And if you allow search engines to crawl all 3 URLs it may take them longer to find the one you want while they’re crawling the one you don’t want.
There are a variety of solutions to the above.
- Meta information like noindex and nofollow
- Canonical tags
- 301 redirects
- Robots.txt to block crawling of certain pages
Each of the above is worthy of one or more posts on its own so instead of trying to give you all the details here I’ll offer some resources for more information below.

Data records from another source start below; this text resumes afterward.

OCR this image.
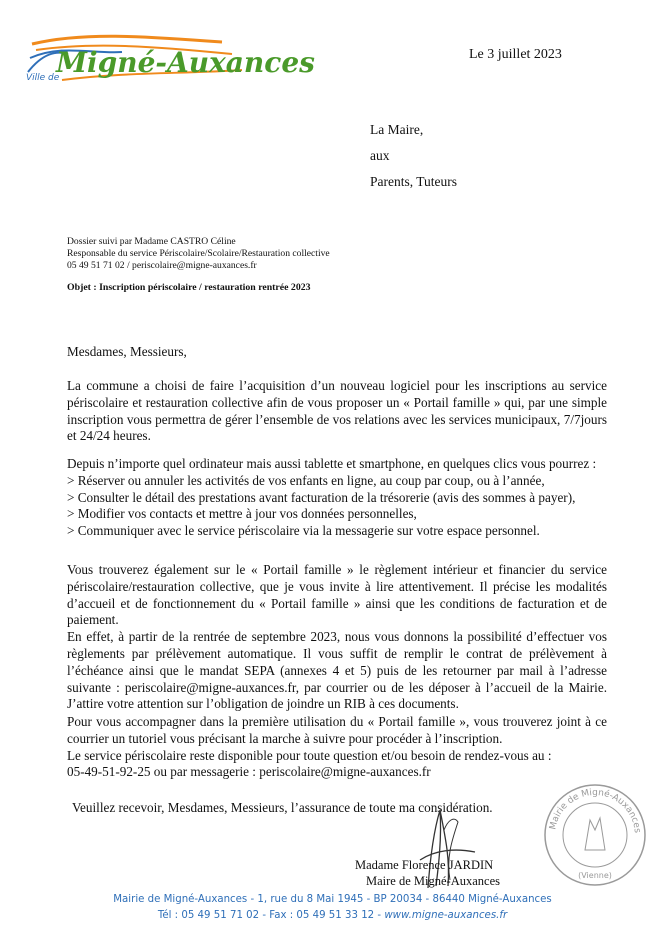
Ville de
Migné-Auxances	Le 3 juillet 2023
La Maire,
aux
Parents, Tuteurs
Dossier suivi par Madame CASTRO Céline
Responsable du service Périscolaire/Scolaire/Restauration collective
05 49 51 71 02 / periscolaire@migne-auxances.fr
Objet : Inscription périscolaire / restauration rentrée 2023

Mesdames, Messieurs,

La commune a choisi de faire l’acquisition d’un nouveau logiciel pour les inscriptions au service périscolaire et restauration collective afin de vous proposer un « Portail famille » qui, par une simple inscription vous permettra de gérer l’ensemble de vos relations avec les services municipaux, 7/7jours et 24/24 heures.

Depuis n’importe quel ordinateur mais aussi tablette et smartphone, en quelques clics vous pourrez :

> Réserver ou annuler les activités de vos enfants en ligne, au coup par coup, ou à l’année,

> Consulter le détail des prestations avant facturation de la trésorerie (avis des sommes à payer),

> Modifier vos contacts et mettre à jour vos données personnelles,

> Communiquer avec le service périscolaire via la messagerie sur votre espace personnel.

Vous trouverez également sur le « Portail famille » le règlement intérieur et financier du service périscolaire/restauration collective, que je vous invite à lire attentivement. Il précise les modalités d’accueil et de fonctionnement du « Portail famille » ainsi que les conditions de facturation et de paiement.

En effet, à partir de la rentrée de septembre 2023, nous vous donnons la possibilité d’effectuer vos règlements par prélèvement automatique. Il vous suffit de remplir le contrat de prélèvement à l’échéance ainsi que le mandat SEPA (annexes 4 et 5) puis de les retourner par mail à l’adresse suivante : periscolaire@migne-auxances.fr, par courrier ou de les déposer à l’accueil de la Mairie. J’attire votre attention sur l’obligation de joindre un RIB à ces documents.

Pour vous accompagner dans la première utilisation du « Portail famille », vous trouverez joint à ce courrier un tutoriel vous précisant la marche à suivre pour procéder à l’inscription.

Le service périscolaire reste disponible pour toute question et/ou besoin de rendez-vous au :

05-49-51-92-25 ou par messagerie : periscolaire@migne-auxances.fr

Veuillez recevoir, Mesdames, Messieurs, l’assurance de toute ma considération.

Madame Florence JARDIN
Maire de Migné-Auxances
Mairie de Migné-Auxances
(Vienne)
Mairie de Migné-Auxances - 1, rue du 8 Mai 1945 - BP 20034 - 86440 Migné-Auxances
Tél : 05 49 51 71 02 - Fax : 05 49 51 33 12 - www.migne-auxances.fr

The main thing I want you to understand from this section is that you need to be aware of the structure of your site and how many different ways (URLs) there are to access the same content. Realize that while you and your visitors understand they’re looking at the same page, search engines don’t and you need to help them understand a little more.
- Specify your canonical
- Learn about the Canonical Link Element in 5 minutes
- Learn More about the Canonical Link Element
- Google, Yahoo & Microsoft Unite On “Canonical Tag” To Reduce Duplicate Content Clutter
- Canonical URL Tag – The Most Important Advancement in SEO Practices Since Sitemaps
- Dispelling a Persistent Rel Canonical Myth
- Canonical URL’s for WordPress
- Canonical URL links
- [When NOT To Use Canonical URL Links ]
- A Standard for Robot Exclusion
- Get yourself a smart robots.txt
- Learn more about robots.txt
- Robots.txt from SEOmoz Knowledgebase
- URL Rewrites & Redirects: The Gory Details (Part 1 of 2)
- URL Rewrites & Redirects: The Gory Details (Part 2 of 2)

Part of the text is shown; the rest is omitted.